Page 1 of 1
Parent/Child anomaly
Posted: Thu Mar 06, 2014 1:42 am
by Fred Kroeger
I have set up the following Parent/Child relationship
Code: Select all
|----- Router A -----|
Nagios--------| |---------Switch X ------- Servers [1 - X]
|----- Router B -----|
Basically , Switch X has 2 Parents (Router A & B) and the Servers (1 to X) have Switch X as their Parent
My understanding is that if either Router A OR Router B are Down, then monitoring continues as per normal,
If Router A AND Router B are Down , then we have a blocking outage and monitoring of the Servers is suspended.
However this does not appear to be the case?
Currentlly I have Router A down - the Network Outages link shows that 53 Hosts & 451 Serrvices are affected.
I would only expect to see that if both Routers are down?
The downstream Switch & Servers are all still being actively monitored, so it would appear that they haven't been affected?
Why am I seeing a Network Outage then ? Also it is showing a Severity of 165 - what is this ?
Network Outages
Severity Host State Duration Hosts Affected Services Affected
165 Router-A Down 62d 7h 26m 10s 53 451
I'm running NagiosXI 2012R2.8c
Fred
Re: Parent/Child anomaly
Posted: Thu Mar 06, 2014 10:45 am
by tmcdonald
Can you post either screenshots or text configurations of the two routers and the switch? Preferably also at least one of the servers behind the switch.
Re: Parent/Child anomaly
Posted: Thu Mar 06, 2014 7:54 pm
by Fred Kroeger
I have attached the Overview screen which shows the Network outage.
I have attached what is displayed when I select the Blocking Outage - this shows that 53 hosts are affected (and their services)
However displaying any of the hosts that are a child of the Switch X , show they are being still being actively monitored.
Switch Config
Code: Select all
define host {
host_name SWITCH X
use xiwizard_genericnetdevice_host
address x.x.x.x
parents ROUTER-A,ROUTER-B
hostgroups C-IAS
check_command check-host-alive!!!!!!!!
max_check_attempts 5
check_interval 5
retry_interval 1
check_period 24x7
notification_interval 0
notification_period 24x7
icon_image cisco.png
statusmap_image cisco.png
_xiwizard snmpwalk
register 1
}
Router-A config - note: ROUTER-B is identical
Code: Select all
define host {
host_name ROUTER-A
use xiwizard_genericnetdevice_host
address x.x.x.x
hostgroups C-ASG,Network - ASA Devices
check_command check-host-alive!!!!!!!!
max_check_attempts 5
check_interval 5
retry_interval 1
check_period 24x7
notification_interval 0
notification_period 24x7
notes -31.99628, 115.8883650000000
icon_image cisco.png
statusmap_image cisco.png
_xiwizard snmpwalk
register 1
}
Re: Parent/Child anomaly
Posted: Fri Mar 07, 2014 9:40 am
by BanditBBS
Fred,
I don't mean to hijack your thread here, but I have quite similar dual parent setup here with just about everything in my organization. I haven't seen this yet, so i am very interested.

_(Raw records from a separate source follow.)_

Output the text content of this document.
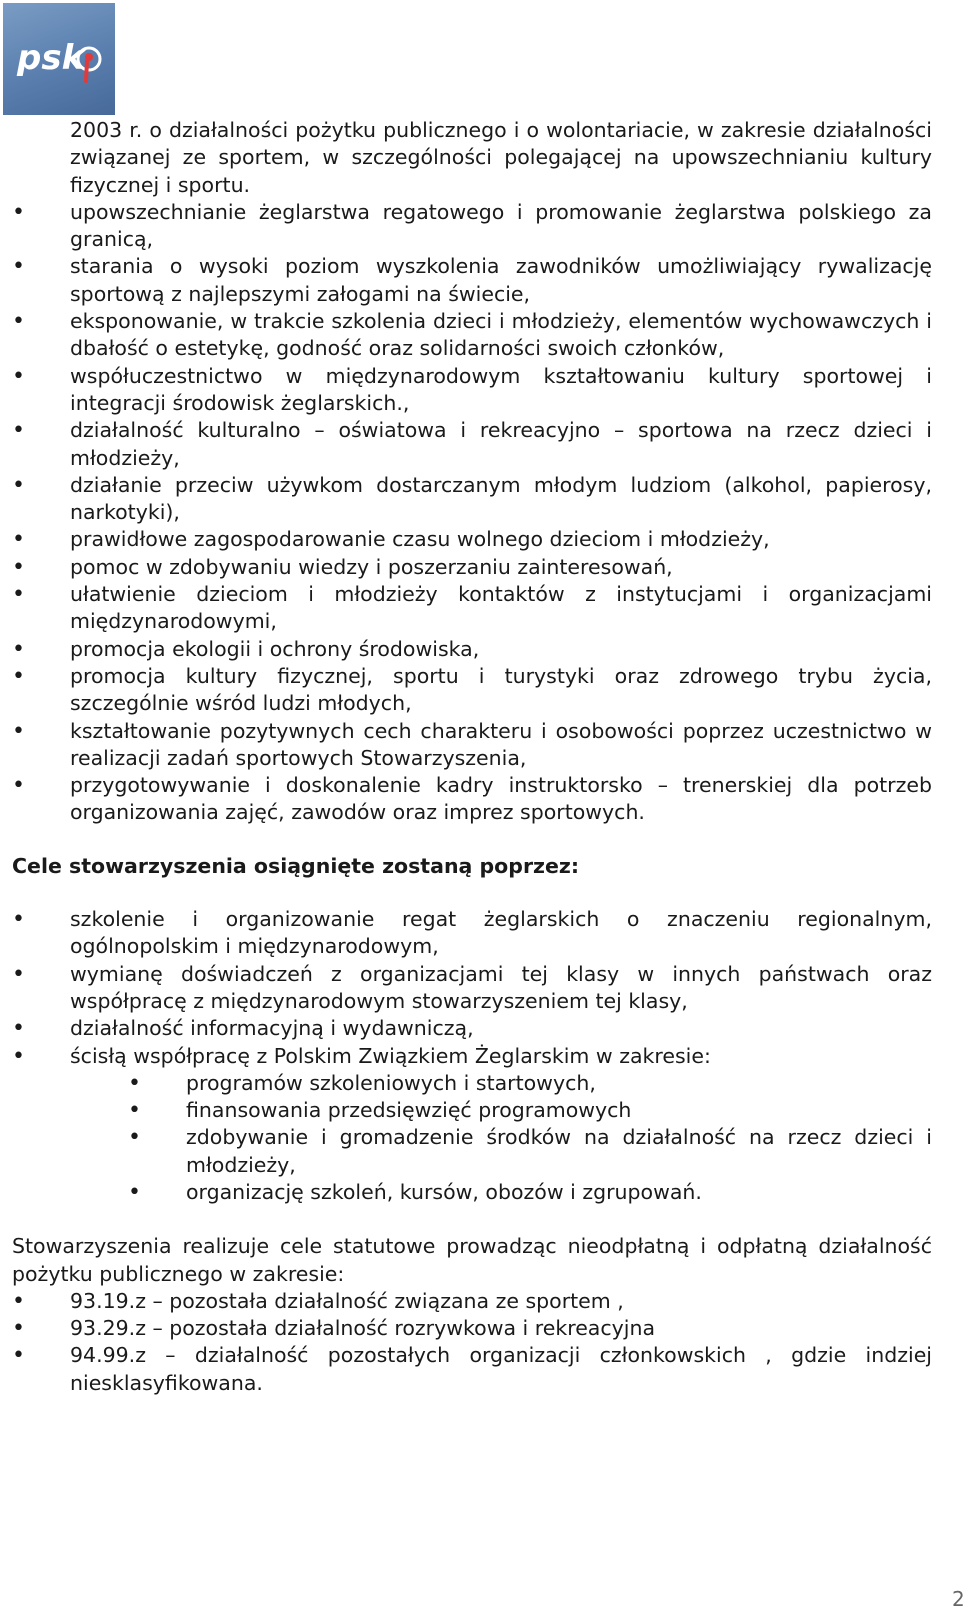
psk

2003 r. o działalności pożytku publicznego i o wolontariacie, w zakresie działalności związanej ze sportem, w szczególności polegającej na upowszechnianiu kultury fizycznej i sportu.

•	upowszechnianie żeglarstwa regatowego i promowanie żeglarstwa polskiego za granicą,
•	starania o wysoki poziom wyszkolenia zawodników umożliwiający rywalizację sportową z najlepszymi załogami na świecie,
•	eksponowanie, w trakcie szkolenia dzieci i młodzieży, elementów wychowawczych i dbałość o estetykę, godność oraz solidarności swoich członków,
•	współuczestnictwo w międzynarodowym kształtowaniu kultury sportowej i integracji środowisk żeglarskich.,
•	działalność kulturalno – oświatowa i rekreacyjno – sportowa na rzecz dzieci i młodzieży,
•	działanie przeciw używkom dostarczanym młodym ludziom (alkohol, papierosy, narkotyki),
•	prawidłowe zagospodarowanie czasu wolnego dzieciom i młodzieży,
•	pomoc w zdobywaniu wiedzy i poszerzaniu zainteresowań,
•	ułatwienie dzieciom i młodzieży kontaktów z instytucjami i organizacjami międzynarodowymi,
•	promocja ekologii i ochrony środowiska,
•	promocja kultury fizycznej, sportu i turystyki oraz zdrowego trybu życia, szczególnie wśród ludzi młodych,
•	kształtowanie pozytywnych cech charakteru i osobowości poprzez uczestnictwo w realizacji zadań sportowych Stowarzyszenia,
•	przygotowywanie i doskonalenie kadry instruktorsko – trenerskiej dla potrzeb organizowania zajęć, zawodów oraz imprez sportowych.

Cele stowarzyszenia osiągnięte zostaną poprzez:

•	szkolenie i organizowanie regat żeglarskich o znaczeniu regionalnym, ogólnopolskim i międzynarodowym,
•	wymianę doświadczeń z organizacjami tej klasy w innych państwach oraz współpracę z międzynarodowym stowarzyszeniem tej klasy,
•	działalność informacyjną i wydawniczą,
•	ścisłą współpracę z Polskim Związkiem Żeglarskim w zakresie:
•	programów szkoleniowych i startowych,
•	finansowania przedsięwzięć programowych
•	zdobywanie i gromadzenie środków na działalność na rzecz dzieci i młodzieży,
•	organizację szkoleń, kursów, obozów i zgrupowań.

Stowarzyszenia realizuje cele statutowe prowadząc nieodpłatną i odpłatną działalność pożytku publicznego w zakresie:

•	93.19.z – pozostała działalność związana ze sportem ,
•	93.29.z – pozostała działalność rozrywkowa i rekreacyjna
•	94.99.z – działalność pozostałych organizacji członkowskich , gdzie indziej niesklasyfikowana.
2
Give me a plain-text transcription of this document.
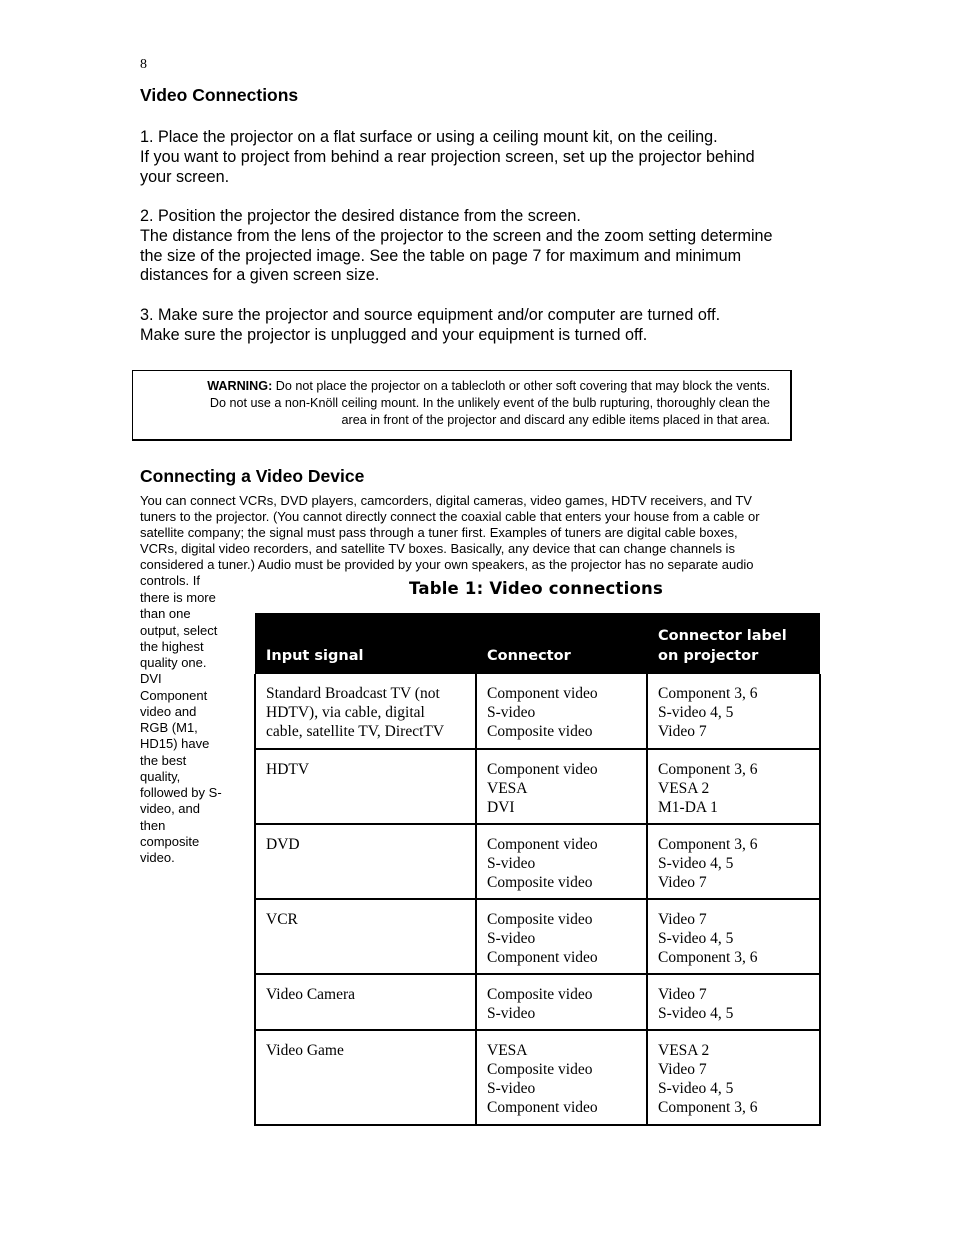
8
Video Connections

1. Place the projector on a flat surface or using a ceiling mount kit, on the ceiling.

If you want to project from behind a rear projection screen, set up the projector behind

your screen.

2. Position the projector the desired distance from the screen.

The distance from the lens of the projector to the screen and the zoom setting determine

the size of the projected image. See the table on page 7 for maximum and minimum

distances for a given screen size.

3. Make sure the projector and source equipment and/or computer are turned off.

Make sure the projector is unplugged and your equipment is turned off.

WARNING: Do not place the projector on a tablecloth or other soft covering that may block the vents.

Do not use a non-Knöll ceiling mount. In the unlikely event of the bulb rupturing, thoroughly clean the

area in front of the projector and discard any edible items placed in that area.

Connecting a Video Device

You can connect VCRs, DVD players, camcorders, digital cameras, video games, HDTV receivers, and TV

tuners to the projector. (You cannot directly connect the coaxial cable that enters your house from a cable or

satellite company; the signal must pass through a tuner first. Examples of tuners are digital cable boxes,

VCRs, digital video recorders, and satellite TV boxes. Basically, any device that can change channels is

considered a tuner.) Audio must be provided by your own speakers, as the projector has no separate audio

controls. If

there is more

than one

output, select

the highest

quality one.

DVI

Component

video and

RGB (M1,

HD15) have

the best

quality,

followed by S-

video, and

then

composite

video.

Table 1: Video connections
Input signal	Connector	Connector label on projector

Standard Broadcast TV (not
HDTV), via cable, digital
cable, satellite TV, DirectTV	Component video
S-video
Composite video	Component 3, 6
S-video 4, 5
Video 7

HDTV	Component video
VESA
DVI	Component 3, 6
VESA 2
M1-DA 1

DVD	Component video
S-video
Composite video	Component 3, 6
S-video 4, 5
Video 7

VCR	Composite video
S-video
Component video	Video 7
S-video 4, 5
Component 3, 6

Video Camera	Composite video
S-video	Video 7
S-video 4, 5

Video Game	VESA
Composite video
S-video
Component video	VESA 2
Video 7
S-video 4, 5
Component 3, 6
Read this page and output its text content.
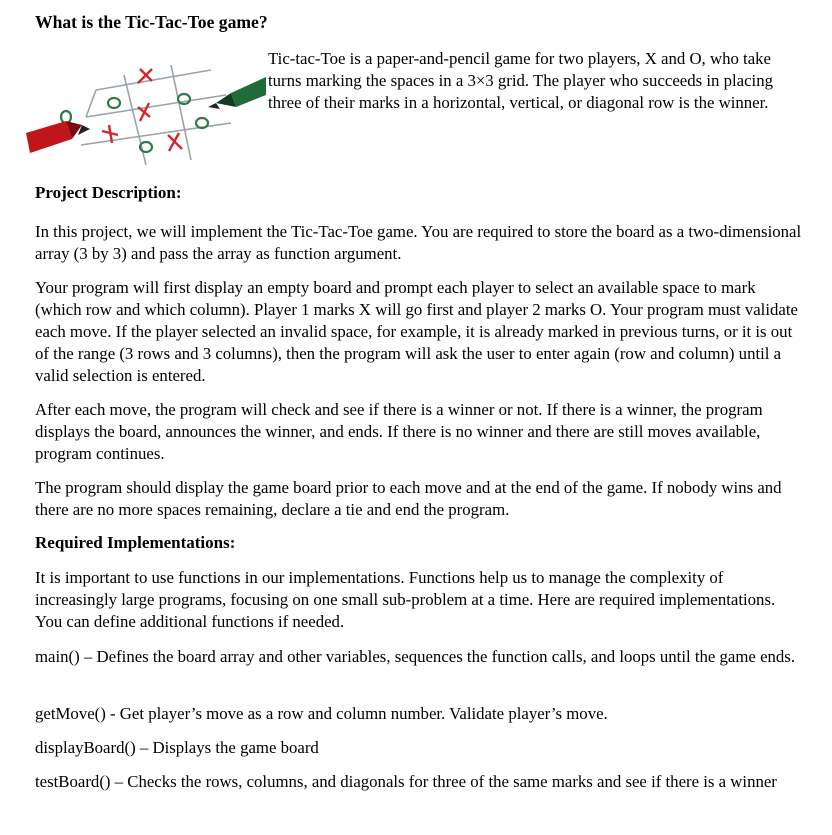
What is the Tic-Tac-Toe game?

Tic-tac-Toe is a paper-and-pencil game for two players, X and O, who take turns marking the spaces in a 3×3 grid. The player who succeeds in placing three of their marks in a horizontal, vertical, or diagonal row is the winner.

Project Description:

In this project, we will implement the Tic-Tac-Toe game. You are required to store the board as a two-dimensional array (3 by 3) and pass the array as function argument.

Your program will first display an empty board and prompt each player to select an available space to mark (which row and which column). Player 1 marks X will go first and player 2 marks O. Your program must validate each move. If the player selected an invalid space, for example, it is already marked in previous turns, or it is out of the range (3 rows and 3 columns), then the program will ask the user to enter again (row and column) until a valid selection is entered.

After each move, the program will check and see if there is a winner or not. If there is a winner, the program displays the board, announces the winner, and ends. If there is no winner and there are still moves available, program continues.

The program should display the game board prior to each move and at the end of the game. If nobody wins and there are no more spaces remaining, declare a tie and end the program.

Required Implementations:

It is important to use functions in our implementations. Functions help us to manage the complexity of increasingly large programs, focusing on one small sub-problem at a time. Here are required implementations. You can define additional functions if needed.

main() – Defines the board array and other variables, sequences the function calls, and loops until the game ends.

getMove() - Get player’s move as a row and column number. Validate player’s move.

displayBoard() – Displays the game board

testBoard() – Checks the rows, columns, and diagonals for three of the same marks and see if there is a winner
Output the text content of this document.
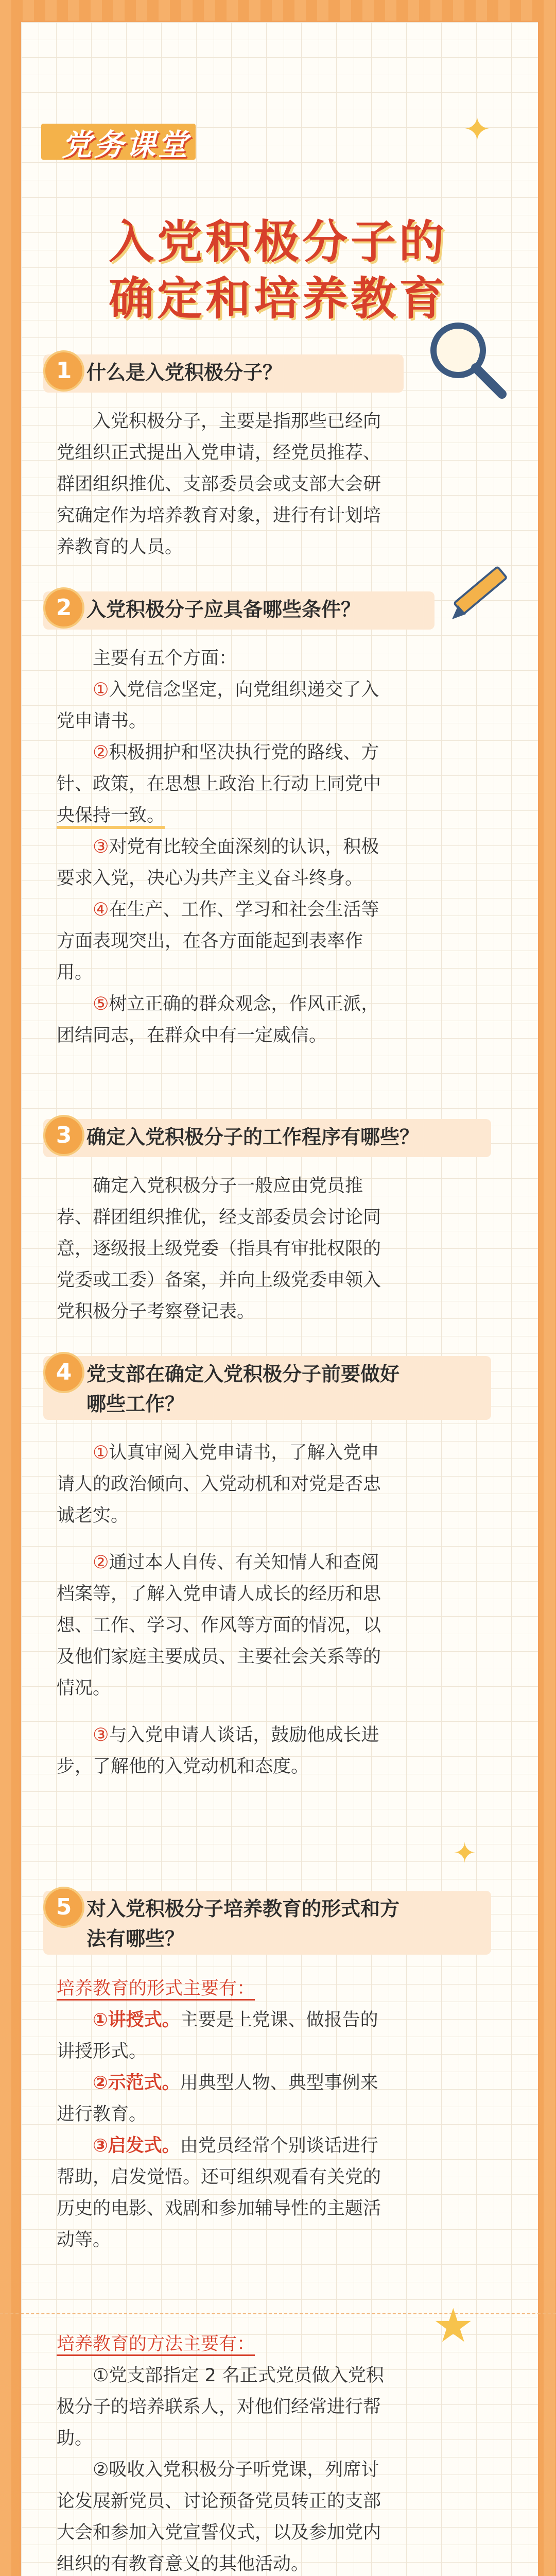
党务课堂	✦
入党积极分子的
确定和培养教育
1 什么是入党积极分子？
入党积极分子，主要是指那些已经向
党组织正式提出入党申请，经党员推荐、
群团组织推优、支部委员会或支部大会研
究确定作为培养教育对象，进行有计划培
养教育的人员。
2 入党积极分子应具备哪些条件？
主要有五个方面：
①入党信念坚定，向党组织递交了入
党申请书。
②积极拥护和坚决执行党的路线、方
针、政策，在思想上政治上行动上同党中
央保持一致。
③对党有比较全面深刻的认识，积极
要求入党，决心为共产主义奋斗终身。
④在生产、工作、学习和社会生活等
方面表现突出，在各方面能起到表率作
用。
⑤树立正确的群众观念，作风正派，
团结同志，在群众中有一定威信。
3 确定入党积极分子的工作程序有哪些？
确定入党积极分子一般应由党员推
荐、群团组织推优，经支部委员会讨论同
意，逐级报上级党委（指具有审批权限的
党委或工委）备案，并向上级党委申领入
党积极分子考察登记表。
4 党支部在确定入党积极分子前要做好
哪些工作？
①认真审阅入党申请书，了解入党申
请人的政治倾向、入党动机和对党是否忠
诚老实。
②通过本人自传、有关知情人和查阅
档案等，了解入党申请人成长的经历和思
想、工作、学习、作风等方面的情况，以
及他们家庭主要成员、主要社会关系等的
情况。
③与入党申请人谈话，鼓励他成长进
步，了解他的入党动机和态度。
✦
5 对入党积极分子培养教育的形式和方
法有哪些？
培养教育的形式主要有：
①讲授式。主要是上党课、做报告的
讲授形式。
②示范式。用典型人物、典型事例来
进行教育。
③启发式。由党员经常个别谈话进行
帮助，启发觉悟。还可组织观看有关党的
历史的电影、戏剧和参加辅导性的主题活
动等。
★
培养教育的方法主要有：
①党支部指定 2 名正式党员做入党积
极分子的培养联系人，对他们经常进行帮
助。
②吸收入党积极分子听党课，列席讨
论发展新党员、讨论预备党员转正的支部
大会和参加入党宣誓仪式，以及参加党内
组织的有教育意义的其他活动。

What it sounds like to me is the servers are all still being monitored, it is just alerting you to a network outage affect the downstream hosts. While it isn't a true outage since there is redundancy, it is still an outage that potentially affects a number of downstream hosts because they no longer have that redundancy.
devil's advocate here: As long as the servers are still being monitored and alerts still being sent for them(can you test that?), wouldn't you want alerted to the potential outage like that?
Re: Parent/Child anomaly
Posted: Fri Mar 07, 2014 9:49 am
by lmiltchev
@Fred Kroeger
I suspect this could be a bug but cannot tell for sure. I am curious to find out if you can see any network outages when you log in Nagios Core directly (http://<ip>/nagios). Do you get the same results?
Re: Parent/Child anomaly
Posted: Mon Mar 10, 2014 8:41 pm
by Fred Kroeger
Checked Nagios Core and it displays the Blocking Outage the same as NagiosXI.
I checked Network Status Map and it shows the 2 paths to the Switch and one path is Red. However, Hypermap only displays a single path to the switch via the router that is showing down.
Happy for you to add comments Bandit - yes it is useful to know that there is a potential problem to downstream hosts but perhaps we shouldn't call it a "Blocking Outage"?
I am still actively monitoring all the downstream hosts , so it isn't really blocking any hosts/services.
I guess something else that would be useful to see on the Blocking Outage screen is a way of displaying which hosts are affected - the number of hosts is displayed but it would help to be able to click on the hosts field and it display a table of hostnames.
Fred
Re: Parent/Child anomaly
Posted: Tue Mar 11, 2014 9:17 am
by slansing
I suppose it may have been called that in the sense that a switch going down, blocks you from contacting it's children on the other end, in a sense.